UC medical workers threaten strike for employee pensions

Archive/HIGHLANDER
Archive/HIGHLANDER

After ten months of negotiations, the American Federation of State, County and Municipal Employees (AFSCME) Local 3299—a union consisting of 13,000 Patient Care Technical Workers—will hold a vote to go on strike from April 30 to May 2, according to a press release.

Union members, consisting of UC frontline patient care and service workers, are opposed to the systemwide two-tier pension reforms that will take effect July 1, 2013. Employee pensions have long since been a source of additional revenue, which UC officials rebutted as a must for ensuring the “long-term viability of our retirement program” of the university system.

Todd Stenhouse, a union representative, expressed that patient care has been “short-changed” as a result of chronic employee understaffing and increased wages for UC administrators. “At UC, the cap on pensionable contributions is up to $375,000 a year, three times plus that of employees of the state of California,” he said. “So in effect … what they are demanding of their lowest wage workers is that they pay more so that executives can continue to receive golden handshakes [which is] an upfront to every taxpayer.”

Last month, the union released a controversial report entitled “A Question of Priorities: Profits, Short Staffing and the Shortchanging of Patient Care at UC Medical Centers,” revealing allegations of negligent mismanagement throughout UC hospitals.

The report cited the Leapfrog Group, an organization that discloses hospital performance and patient safety. It gave the Ronald Reagan UCLA Medical Center an F grade under the annual “Hospital Safety Score.” This information was also previously released by the California Office of Statewide Health Planning and Development. The report also referred to the elimination of nearly 300 medical positions on UC San Francisco’s Parnassus campus last month.

“We’ve bargained in good faith and worked to secure a contract that puts patient safety first and honors the principle of basic fairness to the frontline care professionals at the foundation of the UC medical system,” union President Kathryn Lybarger said in a press release. “Instead of agreeing to these basic standards, UC administrators are asking frontline care providers to subsidize chronic understaffing, growing management bloat and unprecedented executive excess at UC’s taxpayer-supported teaching hospitals.”
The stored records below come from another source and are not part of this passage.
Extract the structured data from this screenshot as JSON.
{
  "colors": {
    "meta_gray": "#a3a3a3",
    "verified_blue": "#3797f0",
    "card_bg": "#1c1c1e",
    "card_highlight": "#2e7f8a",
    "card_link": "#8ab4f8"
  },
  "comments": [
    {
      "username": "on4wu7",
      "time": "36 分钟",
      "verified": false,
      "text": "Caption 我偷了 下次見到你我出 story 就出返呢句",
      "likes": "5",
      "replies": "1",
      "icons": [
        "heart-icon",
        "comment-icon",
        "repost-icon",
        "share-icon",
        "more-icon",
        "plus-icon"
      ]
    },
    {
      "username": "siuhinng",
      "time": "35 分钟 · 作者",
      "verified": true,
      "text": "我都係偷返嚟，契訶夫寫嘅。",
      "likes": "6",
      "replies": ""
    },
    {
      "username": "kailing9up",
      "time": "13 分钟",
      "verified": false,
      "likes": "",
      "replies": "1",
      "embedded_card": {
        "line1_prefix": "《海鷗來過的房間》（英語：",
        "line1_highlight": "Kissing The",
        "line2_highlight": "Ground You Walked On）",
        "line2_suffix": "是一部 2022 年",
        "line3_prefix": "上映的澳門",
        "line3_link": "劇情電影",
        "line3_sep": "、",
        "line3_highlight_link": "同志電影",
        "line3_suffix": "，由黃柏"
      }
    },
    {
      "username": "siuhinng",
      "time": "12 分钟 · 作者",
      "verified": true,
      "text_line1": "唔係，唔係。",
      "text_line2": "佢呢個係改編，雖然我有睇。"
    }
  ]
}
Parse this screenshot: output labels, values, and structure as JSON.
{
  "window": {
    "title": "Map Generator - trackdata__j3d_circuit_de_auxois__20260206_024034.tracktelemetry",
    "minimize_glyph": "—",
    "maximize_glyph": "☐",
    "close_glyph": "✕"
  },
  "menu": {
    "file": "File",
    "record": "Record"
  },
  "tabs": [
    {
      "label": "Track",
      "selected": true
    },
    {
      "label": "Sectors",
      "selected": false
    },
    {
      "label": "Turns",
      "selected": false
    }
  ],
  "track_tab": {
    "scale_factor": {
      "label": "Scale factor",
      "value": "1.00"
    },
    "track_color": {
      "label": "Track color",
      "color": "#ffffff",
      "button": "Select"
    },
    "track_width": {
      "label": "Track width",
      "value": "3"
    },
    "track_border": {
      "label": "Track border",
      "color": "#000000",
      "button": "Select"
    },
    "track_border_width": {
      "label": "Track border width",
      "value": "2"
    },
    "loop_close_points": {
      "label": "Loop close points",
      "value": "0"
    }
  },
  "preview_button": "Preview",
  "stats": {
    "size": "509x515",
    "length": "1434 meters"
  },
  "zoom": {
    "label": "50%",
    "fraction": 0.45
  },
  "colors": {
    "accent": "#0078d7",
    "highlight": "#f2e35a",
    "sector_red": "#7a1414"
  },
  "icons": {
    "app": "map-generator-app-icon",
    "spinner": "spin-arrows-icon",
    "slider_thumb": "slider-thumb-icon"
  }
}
Director of the UCR Student Health Center Cindy Wong said that frontline care employees, which include nurse aids, pharmacy technicians, personal care workers and hospitality assistants, must often feel the brunt of the increasing workload, especially among a higher degree of ill patients. Even though UCR does not yet have an active medical facility, frontline care workers are employed at the Student Health Center.

“Having come from Kaiser, which is a big pro-union environment, I guess the healthcare workers have to do what they feel is right. But [with] the health center itself, we have an obligation to take care of our students, so we will do whatever we have to do to make sure there’s adequate staffing so we won’t jeopardize patient care, even if people choose to strike,” said Wong. She states that strikes from hospital workers can be dangerous, since they put patients at risk of inadequate care. But she shared sentiments with the medical workers, who feel that they lack adequate coverage. Wong is a former Kaiser Permanente nurse.

In response to union’s demands, UC Media Specialist Shelly Meron reaffirmed the university system’s stance on the financial pull-and-tug between systemwide union workers and administrators.

“UC is a public institution, and we have an obligation to manage the employee benefits in a financially prudent way; that’s exactly what we’re aiming to accomplish with these reforms,” said Meron. “We can’t afford not to make changes. If we don’t, the financial stability of the retirement program will be in danger.”

UC officials claim that the union is attempting to gain financial leverage, specifically over increased benefits, by using patient care as a negotiating tool.

“By encouraging a possible strike among our patient care employees, AFSCME is attempting to use patient care as a tool in contract negotiations and potentially endangering public health, which is completely inappropriate. Patients are not bargaining chips,” she said.